Bureaucracy aside, if it comes to spending up to 7,000 euros to dispose of a 40-footer, that’s when we can understand why so many things happen. Because there are areas of Italy (river mouths come to mind, such as that of the Arno or Tiber rivers) that are real graveyards of half-destroyed boats, because you find junked hulls in campaign yards (and maybe the space has been rented off the books, much to the chagrin of the IRS), because there is Who, in defiance of the law, decides to sink the boat rather than face the cost of demolition and berth rental.

The solution? It would be simple

The solution would be there and has been in front of us for years. They are called state scrappage incentives. They are the ones we are used to in the automotive world-they are the ones that make you say, “but yes, now is the right time to change your car,” and turn the economy around.

Think of the benefits: by giving back your old obsolete boat, in addition to forgetting about the paperwork and the “greenbacks” you would be forced to shell out to scrap it, you could take advantage of a discount on your new one.
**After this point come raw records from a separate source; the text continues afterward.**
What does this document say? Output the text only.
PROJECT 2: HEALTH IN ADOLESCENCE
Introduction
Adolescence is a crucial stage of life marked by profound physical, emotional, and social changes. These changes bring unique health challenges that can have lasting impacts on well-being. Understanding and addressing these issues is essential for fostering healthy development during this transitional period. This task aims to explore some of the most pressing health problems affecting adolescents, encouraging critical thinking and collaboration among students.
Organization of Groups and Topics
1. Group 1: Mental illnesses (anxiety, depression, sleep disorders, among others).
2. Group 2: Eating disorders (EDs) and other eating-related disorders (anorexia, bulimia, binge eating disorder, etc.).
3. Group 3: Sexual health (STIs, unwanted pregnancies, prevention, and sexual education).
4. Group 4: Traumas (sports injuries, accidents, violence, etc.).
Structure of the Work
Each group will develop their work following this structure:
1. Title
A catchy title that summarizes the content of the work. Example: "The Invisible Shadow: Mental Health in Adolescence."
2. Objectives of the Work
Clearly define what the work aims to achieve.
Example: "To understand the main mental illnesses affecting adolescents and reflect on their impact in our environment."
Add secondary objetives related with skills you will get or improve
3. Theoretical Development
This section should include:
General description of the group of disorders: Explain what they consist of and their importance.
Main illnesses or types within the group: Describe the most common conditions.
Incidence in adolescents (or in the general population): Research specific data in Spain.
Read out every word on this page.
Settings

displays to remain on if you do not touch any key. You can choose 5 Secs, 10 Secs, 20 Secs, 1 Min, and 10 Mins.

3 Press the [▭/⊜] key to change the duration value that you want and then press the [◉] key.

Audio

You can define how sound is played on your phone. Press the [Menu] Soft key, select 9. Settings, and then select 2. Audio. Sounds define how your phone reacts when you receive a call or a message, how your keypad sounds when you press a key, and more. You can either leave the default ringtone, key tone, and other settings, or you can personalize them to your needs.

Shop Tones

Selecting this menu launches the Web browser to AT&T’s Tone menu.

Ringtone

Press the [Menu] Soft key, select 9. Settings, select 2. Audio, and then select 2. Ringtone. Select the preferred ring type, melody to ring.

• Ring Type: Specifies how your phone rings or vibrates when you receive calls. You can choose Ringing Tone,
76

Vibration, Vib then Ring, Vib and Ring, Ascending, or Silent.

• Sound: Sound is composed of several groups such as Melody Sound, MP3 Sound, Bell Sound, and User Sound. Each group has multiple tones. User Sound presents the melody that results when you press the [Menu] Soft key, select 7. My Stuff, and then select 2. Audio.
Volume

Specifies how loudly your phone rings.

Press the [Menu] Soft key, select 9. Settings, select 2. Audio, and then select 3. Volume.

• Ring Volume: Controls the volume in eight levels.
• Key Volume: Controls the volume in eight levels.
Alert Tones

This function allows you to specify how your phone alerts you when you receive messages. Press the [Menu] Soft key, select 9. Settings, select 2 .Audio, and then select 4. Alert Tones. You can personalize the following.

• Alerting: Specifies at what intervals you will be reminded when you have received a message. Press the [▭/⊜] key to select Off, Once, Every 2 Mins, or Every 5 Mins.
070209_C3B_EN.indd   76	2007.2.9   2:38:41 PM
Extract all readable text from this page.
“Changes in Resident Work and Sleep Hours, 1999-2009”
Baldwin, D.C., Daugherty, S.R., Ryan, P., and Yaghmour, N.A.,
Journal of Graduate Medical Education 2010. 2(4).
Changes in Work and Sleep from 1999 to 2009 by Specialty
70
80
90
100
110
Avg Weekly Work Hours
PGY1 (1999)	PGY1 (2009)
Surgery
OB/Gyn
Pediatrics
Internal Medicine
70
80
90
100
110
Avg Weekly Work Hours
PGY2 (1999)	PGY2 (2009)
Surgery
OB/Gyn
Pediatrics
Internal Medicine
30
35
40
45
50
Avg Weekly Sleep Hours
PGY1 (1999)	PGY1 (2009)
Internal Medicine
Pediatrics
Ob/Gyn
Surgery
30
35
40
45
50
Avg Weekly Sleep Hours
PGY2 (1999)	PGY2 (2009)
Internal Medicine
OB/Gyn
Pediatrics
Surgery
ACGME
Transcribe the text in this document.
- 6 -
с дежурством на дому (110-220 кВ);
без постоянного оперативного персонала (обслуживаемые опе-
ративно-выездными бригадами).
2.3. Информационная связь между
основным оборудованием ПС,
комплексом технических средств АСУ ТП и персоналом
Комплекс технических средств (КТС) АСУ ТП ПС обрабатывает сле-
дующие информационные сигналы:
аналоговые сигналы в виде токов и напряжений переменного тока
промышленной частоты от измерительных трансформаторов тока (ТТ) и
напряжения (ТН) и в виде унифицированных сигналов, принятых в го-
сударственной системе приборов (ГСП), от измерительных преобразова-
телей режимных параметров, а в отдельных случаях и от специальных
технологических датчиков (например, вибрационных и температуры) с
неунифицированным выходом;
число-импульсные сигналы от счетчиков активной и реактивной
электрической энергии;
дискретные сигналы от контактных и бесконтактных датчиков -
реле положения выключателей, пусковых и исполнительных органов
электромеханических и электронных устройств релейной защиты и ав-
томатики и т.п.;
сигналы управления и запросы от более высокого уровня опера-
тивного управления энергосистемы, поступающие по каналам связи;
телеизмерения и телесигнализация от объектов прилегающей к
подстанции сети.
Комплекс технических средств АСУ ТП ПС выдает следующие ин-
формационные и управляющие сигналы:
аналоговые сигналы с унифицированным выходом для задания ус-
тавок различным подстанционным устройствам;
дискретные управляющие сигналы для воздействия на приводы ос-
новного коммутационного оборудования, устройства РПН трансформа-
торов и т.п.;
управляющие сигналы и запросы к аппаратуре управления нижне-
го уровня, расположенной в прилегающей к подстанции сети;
This would breathe new life into the market. Not to mention the boost to the industry of companies specializing in scrapping (to date, very few), which would then have a strong incentive to find eco solutions for the disposal of fiberglass.

And goodbye boat graveyards. As any barroom economist could teach, it is all connected and the solution is very simple. It is up to the government to implement it, perhaps knocking on the doors of the European Union for funds.